連休ということで浦沢直樹氏の「PLUTO」1・2巻読んでいました。
SFの世界では昔からロボット法というものが存在していました。
内容は「ロボットは人間を殺したり傷つけたりしてはいけない、もしこれを犯したロボットが存在した場合、即解体処分とする」といったものです。
遠い遠い昔ですがアメリカのTV番組で「ウルトラゾーン」というのがありました。<ウルトラQではありません、念のため>
SF的なミステリーや近未来を予測した内容で一話完結ものでした。
後年、スピルバーグがその中からチョイスした話で映画化したのが「トワイライトゾーン」だったはずです。
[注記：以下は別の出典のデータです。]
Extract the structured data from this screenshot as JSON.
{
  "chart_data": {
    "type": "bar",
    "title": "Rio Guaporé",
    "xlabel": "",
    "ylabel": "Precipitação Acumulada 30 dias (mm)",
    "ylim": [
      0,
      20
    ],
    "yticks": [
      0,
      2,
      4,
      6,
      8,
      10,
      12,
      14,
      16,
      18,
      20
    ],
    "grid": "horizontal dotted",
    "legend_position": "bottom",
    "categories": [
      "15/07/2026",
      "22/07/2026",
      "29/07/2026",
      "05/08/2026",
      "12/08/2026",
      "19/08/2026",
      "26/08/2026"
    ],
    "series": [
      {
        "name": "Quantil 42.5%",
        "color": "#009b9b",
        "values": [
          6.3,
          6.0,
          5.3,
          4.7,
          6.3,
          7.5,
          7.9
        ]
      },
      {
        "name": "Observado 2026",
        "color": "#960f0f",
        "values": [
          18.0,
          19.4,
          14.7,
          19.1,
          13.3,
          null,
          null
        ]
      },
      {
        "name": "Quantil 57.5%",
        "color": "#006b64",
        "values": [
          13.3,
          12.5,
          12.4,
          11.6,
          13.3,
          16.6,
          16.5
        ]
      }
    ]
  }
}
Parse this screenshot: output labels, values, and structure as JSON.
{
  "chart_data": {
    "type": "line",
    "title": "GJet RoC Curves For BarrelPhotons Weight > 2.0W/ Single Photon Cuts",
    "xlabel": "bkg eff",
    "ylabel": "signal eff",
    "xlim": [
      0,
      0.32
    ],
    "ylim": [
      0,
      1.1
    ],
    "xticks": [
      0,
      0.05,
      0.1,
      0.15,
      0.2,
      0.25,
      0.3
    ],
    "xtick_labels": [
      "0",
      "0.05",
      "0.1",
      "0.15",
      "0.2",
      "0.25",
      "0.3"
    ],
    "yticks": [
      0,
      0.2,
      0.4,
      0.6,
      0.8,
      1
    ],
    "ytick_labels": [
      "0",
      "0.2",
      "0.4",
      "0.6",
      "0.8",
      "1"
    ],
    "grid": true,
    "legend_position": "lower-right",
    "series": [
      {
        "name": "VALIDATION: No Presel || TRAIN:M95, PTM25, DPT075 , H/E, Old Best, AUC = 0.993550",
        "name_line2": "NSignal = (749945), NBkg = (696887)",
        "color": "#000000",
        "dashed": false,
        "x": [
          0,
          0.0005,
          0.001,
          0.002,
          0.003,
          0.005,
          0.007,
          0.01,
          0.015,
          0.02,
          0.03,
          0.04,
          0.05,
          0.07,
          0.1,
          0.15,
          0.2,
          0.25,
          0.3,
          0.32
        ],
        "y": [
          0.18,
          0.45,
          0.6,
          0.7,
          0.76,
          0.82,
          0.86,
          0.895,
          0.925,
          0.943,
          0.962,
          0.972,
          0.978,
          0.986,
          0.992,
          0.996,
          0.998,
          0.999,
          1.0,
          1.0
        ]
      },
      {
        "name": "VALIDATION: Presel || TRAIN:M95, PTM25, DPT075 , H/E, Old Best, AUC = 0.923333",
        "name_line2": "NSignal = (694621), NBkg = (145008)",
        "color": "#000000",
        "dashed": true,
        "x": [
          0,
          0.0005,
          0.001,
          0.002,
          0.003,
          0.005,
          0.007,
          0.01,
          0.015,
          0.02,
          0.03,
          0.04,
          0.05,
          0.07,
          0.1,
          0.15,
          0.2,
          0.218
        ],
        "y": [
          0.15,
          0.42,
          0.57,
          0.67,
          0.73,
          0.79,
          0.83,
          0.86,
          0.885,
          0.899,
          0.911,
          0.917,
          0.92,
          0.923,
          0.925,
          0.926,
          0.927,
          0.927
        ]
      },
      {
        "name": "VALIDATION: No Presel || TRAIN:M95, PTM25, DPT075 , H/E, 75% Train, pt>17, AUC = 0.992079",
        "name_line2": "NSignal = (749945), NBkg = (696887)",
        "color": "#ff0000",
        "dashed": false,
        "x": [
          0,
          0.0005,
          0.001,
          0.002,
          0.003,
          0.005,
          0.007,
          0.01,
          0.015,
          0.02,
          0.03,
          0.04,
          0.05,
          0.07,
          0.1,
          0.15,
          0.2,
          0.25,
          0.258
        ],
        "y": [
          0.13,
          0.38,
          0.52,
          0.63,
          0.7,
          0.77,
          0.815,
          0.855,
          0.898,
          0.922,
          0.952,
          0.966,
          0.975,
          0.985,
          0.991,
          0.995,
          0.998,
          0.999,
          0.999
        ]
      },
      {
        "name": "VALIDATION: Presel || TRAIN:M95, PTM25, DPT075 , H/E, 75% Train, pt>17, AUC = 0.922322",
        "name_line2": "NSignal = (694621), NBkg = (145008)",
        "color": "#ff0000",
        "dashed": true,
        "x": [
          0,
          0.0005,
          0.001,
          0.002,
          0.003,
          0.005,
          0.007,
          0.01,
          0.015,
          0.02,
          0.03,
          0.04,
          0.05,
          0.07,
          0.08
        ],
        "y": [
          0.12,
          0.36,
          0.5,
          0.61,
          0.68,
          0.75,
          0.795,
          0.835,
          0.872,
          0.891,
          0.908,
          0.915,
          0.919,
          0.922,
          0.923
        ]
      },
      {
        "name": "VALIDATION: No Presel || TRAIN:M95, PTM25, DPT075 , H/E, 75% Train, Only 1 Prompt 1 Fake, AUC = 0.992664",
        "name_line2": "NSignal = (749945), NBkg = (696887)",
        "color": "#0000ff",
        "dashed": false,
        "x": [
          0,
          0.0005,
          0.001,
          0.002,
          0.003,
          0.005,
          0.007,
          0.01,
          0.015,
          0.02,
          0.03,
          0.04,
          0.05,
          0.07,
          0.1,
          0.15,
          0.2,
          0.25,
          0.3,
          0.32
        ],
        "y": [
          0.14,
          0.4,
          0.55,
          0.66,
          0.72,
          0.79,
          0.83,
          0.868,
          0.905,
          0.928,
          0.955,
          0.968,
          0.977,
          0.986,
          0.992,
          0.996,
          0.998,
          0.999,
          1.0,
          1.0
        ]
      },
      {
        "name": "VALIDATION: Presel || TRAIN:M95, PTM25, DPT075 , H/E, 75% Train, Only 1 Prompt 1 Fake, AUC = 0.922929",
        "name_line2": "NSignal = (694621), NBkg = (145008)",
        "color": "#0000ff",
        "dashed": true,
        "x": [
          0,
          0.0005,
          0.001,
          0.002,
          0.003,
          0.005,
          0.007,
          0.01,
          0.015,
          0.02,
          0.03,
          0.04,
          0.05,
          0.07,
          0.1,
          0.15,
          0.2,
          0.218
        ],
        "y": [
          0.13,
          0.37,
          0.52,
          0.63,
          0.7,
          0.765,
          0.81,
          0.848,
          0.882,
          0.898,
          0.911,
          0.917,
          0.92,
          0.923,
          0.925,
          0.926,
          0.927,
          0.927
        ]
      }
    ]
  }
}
その「ウルトラゾーン」の話の中にロボットが裁判を受けているものがありました。
召使ロボットで全身が超合金製でできていました。
そのロボットが雇い主である夫人を殺害したという容疑でした。
ロボットは完全否認していたし、弁護人も頑張ったのですが陪審員の出した結論は有罪でした。
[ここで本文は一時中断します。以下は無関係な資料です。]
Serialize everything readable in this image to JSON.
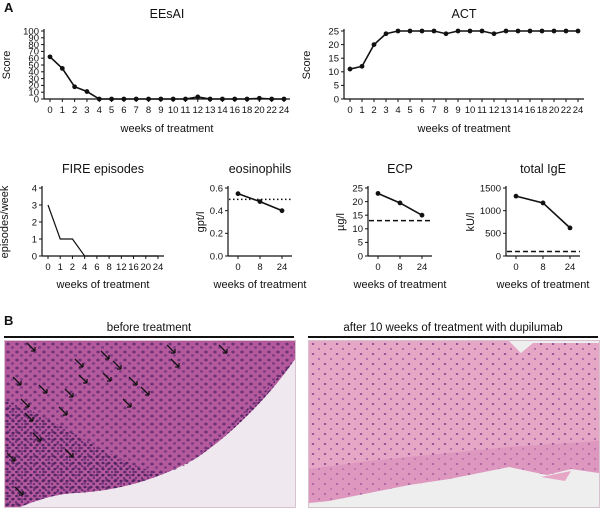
{
  "panel_a_letter": "A",
  "panel_b_letter": "B",
  "chart_data": [
    {
      "id": "eesai",
      "type": "line",
      "title": "EEsAI",
      "xlabel": "weeks of treatment",
      "ylabel": "Score",
      "x": [
        0,
        1,
        2,
        3,
        4,
        5,
        6,
        7,
        8,
        9,
        10,
        11,
        12,
        13,
        14,
        16,
        18,
        20,
        22,
        24
      ],
      "xticks": [
        0,
        1,
        2,
        3,
        4,
        5,
        6,
        7,
        8,
        9,
        10,
        11,
        12,
        13,
        14,
        16,
        18,
        20,
        22,
        24
      ],
      "values": [
        62,
        45,
        18,
        11,
        0,
        0,
        0,
        0,
        0,
        0,
        0,
        0,
        3,
        0,
        0,
        0,
        0,
        1,
        0,
        0
      ],
      "ylim": [
        0,
        100
      ],
      "yticks": [
        0,
        10,
        20,
        30,
        40,
        50,
        60,
        70,
        80,
        90,
        100
      ],
      "markers": true
    },
    {
      "id": "act",
      "type": "line",
      "title": "ACT",
      "xlabel": "weeks of treatment",
      "ylabel": "Score",
      "x": [
        0,
        1,
        2,
        3,
        4,
        5,
        6,
        7,
        8,
        9,
        10,
        11,
        12,
        13,
        14,
        16,
        18,
        20,
        22,
        24
      ],
      "xticks": [
        0,
        1,
        2,
        3,
        4,
        5,
        6,
        7,
        8,
        9,
        10,
        11,
        12,
        13,
        14,
        16,
        18,
        20,
        22,
        24
      ],
      "values": [
        11,
        12,
        20,
        24,
        25,
        25,
        25,
        25,
        24,
        25,
        25,
        25,
        24,
        25,
        25,
        25,
        25,
        25,
        25,
        25
      ],
      "ylim": [
        0,
        25
      ],
      "yticks": [
        0,
        5,
        10,
        15,
        20,
        25
      ],
      "markers": true
    },
    {
      "id": "fire",
      "type": "line",
      "title": "FIRE episodes",
      "xlabel": "weeks of treatment",
      "ylabel": "episodes/week",
      "x": [
        0,
        1,
        2,
        4,
        6,
        8,
        12,
        16,
        20,
        24
      ],
      "xticks": [
        0,
        1,
        2,
        4,
        6,
        8,
        12,
        16,
        20,
        24
      ],
      "values": [
        3,
        1,
        1,
        0,
        0,
        0,
        0,
        0,
        0,
        0
      ],
      "ylim": [
        0,
        4
      ],
      "yticks": [
        0,
        1,
        2,
        3,
        4
      ],
      "markers": false
    },
    {
      "id": "eos",
      "type": "line",
      "title": "eosinophils",
      "xlabel": "weeks of treatment",
      "ylabel": "gpt/l",
      "x": [
        0,
        8,
        24
      ],
      "xticks": [
        0,
        8,
        24
      ],
      "values": [
        0.55,
        0.48,
        0.4
      ],
      "ylim": [
        0,
        0.6
      ],
      "yticks": [
        0.0,
        0.2,
        0.4,
        0.6
      ],
      "ytick_labels": [
        "0.0",
        "0.2",
        "0.4",
        "0.6"
      ],
      "reference_line": 0.5,
      "reference_style": "dotted",
      "markers": true
    },
    {
      "id": "ecp",
      "type": "line",
      "title": "ECP",
      "xlabel": "weeks of treatment",
      "ylabel": "µg/l",
      "x": [
        0,
        8,
        24
      ],
      "xticks": [
        0,
        8,
        24
      ],
      "values": [
        23,
        19.5,
        15
      ],
      "ylim": [
        0,
        25
      ],
      "yticks": [
        0,
        5,
        10,
        15,
        20,
        25
      ],
      "reference_line": 13,
      "reference_style": "dashed",
      "markers": true
    },
    {
      "id": "ige",
      "type": "line",
      "title": "total IgE",
      "xlabel": "weeks of treatment",
      "ylabel": "kU/l",
      "x": [
        0,
        8,
        24
      ],
      "xticks": [
        0,
        8,
        24
      ],
      "values": [
        1320,
        1170,
        620
      ],
      "ylim": [
        0,
        1500
      ],
      "yticks": [
        0,
        500,
        1000,
        1500
      ],
      "reference_line": 100,
      "reference_style": "dashed",
      "markers": true
    }
  ],
  "histology": {
    "before_title": "before treatment",
    "after_title": "after 10 weeks of treatment with dupilumab",
    "tissue_color": "#b45a9c",
    "tissue_color_after": "#e6a6c6",
    "background_color": "#eeeeee"
  }
}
裁判所を出て護送車にロボットが乗せられようとするとき、突然被告人のロボットが逃走するかのように走り出します。
警備の警官がロボットを射殺しようと銃を構えたそのとき、前の道路にボールを追いかけて飛び出した少女がいました。
車がすぐ目前まで来ています。
グシャ!、すごい音がして車は止まりました。
そこには女の子を抱きかかえてバラバラに壊れたロボットが横たわっていました。
女の子は無事母親の元に戻りロボットは粗大ゴミのように片付けられていきました。
ドラマはここで終わります。
将来こういった問題が起きる時代がくるであろうことを想定したドラマでしたが、実は人間自身への問題を提議したものであった気がしました。
浦沢直樹氏も子供の頃に「ウルトラゾーン」のこの話を見ていたのだなと「PLUTO」を読んでいて感じました。